Abstract

This article centers on a novelistic adaptation of the Indic Javanese epic Arok Dedes written by one of Indonesia's most prominent novelists, Pramoedya Ananta Toer, a proponent of socialist realism in Indonesia and a translator of Maxim Gorky into Indonesian. Drawing from Katerina Clark's observations on the Soviet socialist-realist novel, and building on the adaptation's intertextual references to older Javanese and Sanskrit epic traditions, Lienau's essay argues that Pramoedya's work posits the generic superiority of the Indonesian-Malay novel to the linguistic caste-consciousness (and relative monoglossia) of its Indic-Javanese, epic precedent. These arguments on the vernacular aspect of Pramoedya's work question Benedict Anderson's (and others') conclusions about the revolutionary quality of Pramoedya's nationalized Malay prose.
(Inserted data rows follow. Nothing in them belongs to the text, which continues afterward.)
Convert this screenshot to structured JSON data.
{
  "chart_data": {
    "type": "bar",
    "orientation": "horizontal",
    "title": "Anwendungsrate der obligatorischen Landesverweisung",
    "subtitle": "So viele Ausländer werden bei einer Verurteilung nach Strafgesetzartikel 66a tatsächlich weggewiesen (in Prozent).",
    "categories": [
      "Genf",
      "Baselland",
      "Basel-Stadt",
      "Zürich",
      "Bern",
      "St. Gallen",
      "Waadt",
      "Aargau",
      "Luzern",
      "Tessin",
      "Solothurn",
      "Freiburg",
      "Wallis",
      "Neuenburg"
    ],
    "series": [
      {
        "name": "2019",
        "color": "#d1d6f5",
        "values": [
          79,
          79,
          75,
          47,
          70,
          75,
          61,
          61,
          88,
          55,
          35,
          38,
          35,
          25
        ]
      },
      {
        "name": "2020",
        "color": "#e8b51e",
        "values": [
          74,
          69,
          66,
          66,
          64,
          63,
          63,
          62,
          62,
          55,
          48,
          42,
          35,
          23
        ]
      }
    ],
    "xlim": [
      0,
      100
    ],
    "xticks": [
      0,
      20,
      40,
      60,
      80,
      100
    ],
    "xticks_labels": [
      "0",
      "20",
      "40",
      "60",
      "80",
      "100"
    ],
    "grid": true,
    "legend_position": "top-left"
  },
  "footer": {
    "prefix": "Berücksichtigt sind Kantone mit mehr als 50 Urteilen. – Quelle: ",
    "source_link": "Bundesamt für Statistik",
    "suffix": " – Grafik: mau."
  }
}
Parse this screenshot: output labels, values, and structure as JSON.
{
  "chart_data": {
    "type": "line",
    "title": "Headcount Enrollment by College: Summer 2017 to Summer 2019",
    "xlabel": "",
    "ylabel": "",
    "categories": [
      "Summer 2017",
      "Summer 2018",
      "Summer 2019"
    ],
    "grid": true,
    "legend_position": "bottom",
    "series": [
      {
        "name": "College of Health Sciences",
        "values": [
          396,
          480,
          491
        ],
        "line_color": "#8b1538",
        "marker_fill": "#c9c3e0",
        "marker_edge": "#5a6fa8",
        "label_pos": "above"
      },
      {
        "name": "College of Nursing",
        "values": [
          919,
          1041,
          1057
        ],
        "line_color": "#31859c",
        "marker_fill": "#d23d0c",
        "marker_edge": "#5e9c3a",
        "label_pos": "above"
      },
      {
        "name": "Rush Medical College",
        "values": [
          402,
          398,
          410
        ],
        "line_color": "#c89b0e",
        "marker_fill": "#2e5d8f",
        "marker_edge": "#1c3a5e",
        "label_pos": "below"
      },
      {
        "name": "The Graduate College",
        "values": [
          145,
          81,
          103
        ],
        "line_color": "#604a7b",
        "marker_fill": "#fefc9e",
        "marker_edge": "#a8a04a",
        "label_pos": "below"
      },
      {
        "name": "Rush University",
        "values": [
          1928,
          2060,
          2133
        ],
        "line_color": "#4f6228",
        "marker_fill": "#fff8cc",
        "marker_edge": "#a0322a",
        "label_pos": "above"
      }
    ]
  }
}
Lienau also qualifies Mikhail Bakhtin's distinction between the novel and epic and extends on a meta-lingual register Clark's characterization of the "modal schizophrenia" within the socialist-realist novel. The analysis builds through a close reading of Arok Dedes to consider the socialist-realist patterns within Pramoedya's adaptation and—in a departure from Soviet models of socialist realim—to revisit the novel's passage to literary selfconsciousness, a passage that underscores the historical contingency of sacralized languages of prestige. In addition to suggesting the historical telos of literary progress, Pramoedya's novel exemplifies how a socialist-realist template changes in the hands of an opposition writer who moves beyond the state-centered enshrinement of official myth.